The first time, I was ten weeks pregnant. We, Alex and Lila and I, slept together in a hotel room, where Vinnie would meet us in the morning and we would go to the fair as a family.
The bleeding started after my youngest two had fallen asleep and when I curled beside them in the bed, I stifled my tears into the pillows. I wiped my cheeks dry and I strained my ears, listening in the dark for their sleeping breath to bring me peace in a night I knew I would not sleep.
In the morning, we detoured from our plans. Three year old Alex sat beside me on the hotel love seat and asked, why are you going to the hospital? Are they taking my brother out?
Vinnie met me at there, in the same waiting rooms we had sat months before. The same ultrasound floor where we first felt the punch of loss. He held my hand. Two losses in, we both knew how likely it was that this was the third.
Only, it wasn’t.
It would be a take-it-slow pregnancy. It would be a call-every-couple-weeks-when-the-bleeding-comes-back-and-you-panic pregnancy.
But, we left he hospital, whole, and with glossy ultrasound pictures of Asher tucked into my purse. And, though sleepless and emotionally spent, we made the drive back to what we had promised Alex and Lila – the fair.
Sometimes, you revisit traditions over and over again to create a steady rhythm in your life.
Sometimes, you take your childhood traditions and make them your children’s childhood traditions, because so much of parenthood is recreating the good of our own upbringing, while trying to smooth out the wrinkles.
Sometimes, you force new traditions to be old traditions, because everyone has them, and because you so, you must. Squeeze a square peg into a round hole until the edges are dulled enough that it may not fit cleanly, but it’s stuck.
And, sometimes, you return to the scenes where your family first began to feel whole, and you do it over and over, as though it’s salve to your bond as a family.
Sometimes, you go back to where you know you felt a pulse, where you know there was a heartbeat.
Do you feel it?
It’s a fair. It’s deep fried everything. It’s walking and carrying bags of stuffed prizes and overpriced everything. It’s making unwise eating choices and pretending for a moment that we are rural and agricultural as a family. It’s marveling at a butter sculpture.

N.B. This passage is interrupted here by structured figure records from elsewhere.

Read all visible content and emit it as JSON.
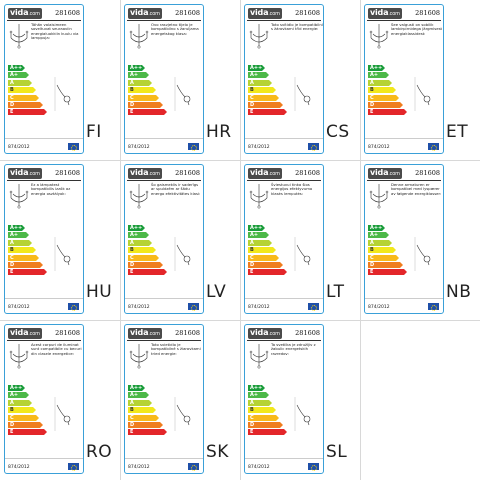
{
  "product_code": "281608",
  "brand": {
    "main": "vida",
    "suffix": ".com"
  },
  "regulation": "874/2012",
  "energy_classes": [
    {
      "label": "A++",
      "color": "#1a9d3a"
    },
    {
      "label": "A+",
      "color": "#4cb848"
    },
    {
      "label": "A",
      "color": "#b5d334"
    },
    {
      "label": "B",
      "color": "#f2e81c"
    },
    {
      "label": "C",
      "color": "#f8b91b"
    },
    {
      "label": "D",
      "color": "#ef7d1f"
    },
    {
      "label": "E",
      "color": "#e3262a"
    }
  ],
  "labels": [
    {
      "lang": "FI",
      "text": "Tähän valaisimeen soveltuvat seuraaviin energialuokkiin kuulu via lamppuja:"
    },
    {
      "lang": "HR",
      "text": "Ovo rasvjetno tijelo je kompatibilno s žaruljama energetskog klasa:"
    },
    {
      "lang": "CS",
      "text": "Toto svítidlo je kompatibilní s žárovkami tříd energie:"
    },
    {
      "lang": "ET",
      "text": "See valgusti on sobilik lambirpirnidega järgmisest energiaklassidest:"
    },
    {
      "lang": "HU",
      "text": "Ez a lámpatest kompatibilis izzók az energia osztályok:"
    },
    {
      "lang": "LV",
      "text": "Šo gaismeklis ir saderīgs ar spuldzēm ar šādu energo efektivitātes klasi:"
    },
    {
      "lang": "LT",
      "text": "Šviestuvui tinka šios energijos efektyvumo klasės lemputės:"
    },
    {
      "lang": "NB",
      "text": "Denne armaturen er kompatibel med lyspærer av følgende energiklasser:"
    },
    {
      "lang": "RO",
      "text": "Acest corpuri de iluminat sunt compatibile cu becuri din clasele energetice:"
    },
    {
      "lang": "SK",
      "text": "Toto svietidlo je kompatibilné s žiarovkami tried energie:"
    },
    {
      "lang": "SL",
      "text": "Ta svetilka je združljiv z žabulic energetskih razredov:"
    }
  ]
}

It’s Alex growing so much that he’s denied a ride in the kiddie-section. It’s Lila sitting and having her face painted for the first time. It’s Asher holding my hand and skipping down the midway. It’s fresh milk and wild raspberries and kettle corn on the grass. It’s Evaline on her dad’s shoulders for one. more. year.
And we return to it.
My kids don’t know that I reminisce about that first year, while we’re waiting in line for tickets. And they don’t know that I remember, each long car drive down, the fear in my gut and the tears and how it was their slumbering bodies by my side that saved me, that kept me from sobbing through the entire night.
My kids don’t know the fair as anything more than what it is to them, at this moment in their lives. It is a day off from schoolwork. A day of too much sugar and so many rides.
It’s a day that we spend, together, as a family.
So, I guess they get the gist of it, just fine.